D’une manière plus générale, quelles sont les données personnelles que les sociétés du Tourisme ont le droit de se procurer?

La réponse est dans le RGPD (le règlement européen sur la protection des données, ndlr). Les entreprises doivent se poser notamment deux questions importantes. Le traitement que j’opère est-il licite ? L’article 6 du RGPD prévoit les conditions de cette licéité parmi lesquelles on trouve le consentement de la personne. Cela veut dire que toute donnée récoltée ou tout traitement doit faire l’objet d’un consentement de la part de la personne concernée pour une ou plusieurs des finalités précises. Autre question qu’il faut se poser : les données que je collecte sont-elles strictement nécessaires au traitement que je souhaite réaliser ? Le principe de minimisation des données prévoit que les entreprises doivent uniquement utiliser ce dont elles ont besoin pour le fonctionnement du service.

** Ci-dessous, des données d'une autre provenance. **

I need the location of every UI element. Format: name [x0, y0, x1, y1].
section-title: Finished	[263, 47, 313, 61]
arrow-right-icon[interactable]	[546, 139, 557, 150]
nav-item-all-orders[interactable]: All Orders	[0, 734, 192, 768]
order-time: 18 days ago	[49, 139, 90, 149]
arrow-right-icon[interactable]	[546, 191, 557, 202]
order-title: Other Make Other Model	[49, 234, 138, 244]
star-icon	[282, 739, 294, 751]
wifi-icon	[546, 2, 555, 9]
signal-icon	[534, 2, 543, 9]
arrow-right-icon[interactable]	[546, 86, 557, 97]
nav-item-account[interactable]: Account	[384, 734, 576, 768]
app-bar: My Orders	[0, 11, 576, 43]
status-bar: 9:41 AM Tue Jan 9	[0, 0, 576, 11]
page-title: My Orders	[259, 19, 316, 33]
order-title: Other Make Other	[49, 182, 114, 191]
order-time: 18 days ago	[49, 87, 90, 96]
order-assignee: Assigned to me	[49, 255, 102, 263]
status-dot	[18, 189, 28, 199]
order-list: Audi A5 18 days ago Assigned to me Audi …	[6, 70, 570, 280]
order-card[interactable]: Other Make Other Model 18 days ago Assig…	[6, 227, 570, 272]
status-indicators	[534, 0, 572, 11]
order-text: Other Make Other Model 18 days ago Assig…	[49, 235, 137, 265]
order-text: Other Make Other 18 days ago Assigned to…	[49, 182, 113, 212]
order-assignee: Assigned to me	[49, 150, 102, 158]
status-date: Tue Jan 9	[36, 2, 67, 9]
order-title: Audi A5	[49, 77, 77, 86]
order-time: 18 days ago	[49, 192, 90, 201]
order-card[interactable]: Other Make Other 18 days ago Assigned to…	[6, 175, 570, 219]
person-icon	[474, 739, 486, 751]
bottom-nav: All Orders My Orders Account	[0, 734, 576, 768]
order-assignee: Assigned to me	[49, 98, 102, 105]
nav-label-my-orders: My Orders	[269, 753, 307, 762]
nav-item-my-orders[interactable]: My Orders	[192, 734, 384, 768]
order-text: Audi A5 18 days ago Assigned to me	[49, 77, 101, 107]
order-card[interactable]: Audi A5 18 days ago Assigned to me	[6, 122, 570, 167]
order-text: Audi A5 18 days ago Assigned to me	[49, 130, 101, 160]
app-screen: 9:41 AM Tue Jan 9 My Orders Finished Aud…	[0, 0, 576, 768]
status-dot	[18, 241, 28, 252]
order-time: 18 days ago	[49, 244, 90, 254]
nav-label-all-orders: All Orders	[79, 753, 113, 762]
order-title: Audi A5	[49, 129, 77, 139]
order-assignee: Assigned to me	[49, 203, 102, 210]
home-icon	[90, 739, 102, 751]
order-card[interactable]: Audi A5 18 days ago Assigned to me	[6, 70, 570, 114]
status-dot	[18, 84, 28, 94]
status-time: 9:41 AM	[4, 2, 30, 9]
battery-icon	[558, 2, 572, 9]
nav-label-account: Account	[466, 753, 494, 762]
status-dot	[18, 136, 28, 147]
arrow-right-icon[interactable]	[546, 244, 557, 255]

Juridiquement parlant, serait-il compliqué de mettre en place une plateforme basée sur la Blockchain qui permettrait aux acteurs du Tourisme de s’échanger leurs données afin d’améliorer l’expérience des voyageurs ?

Je pense qu’une telle plateforme peut tout à fait voir le jour, à condition que les conditions de protection des données personnelles soient bien respectées. La Blockchain peut être intéressante dans la sécurisation des bases de données, dans l’assurance de leur intégrité et la certification des services proposés.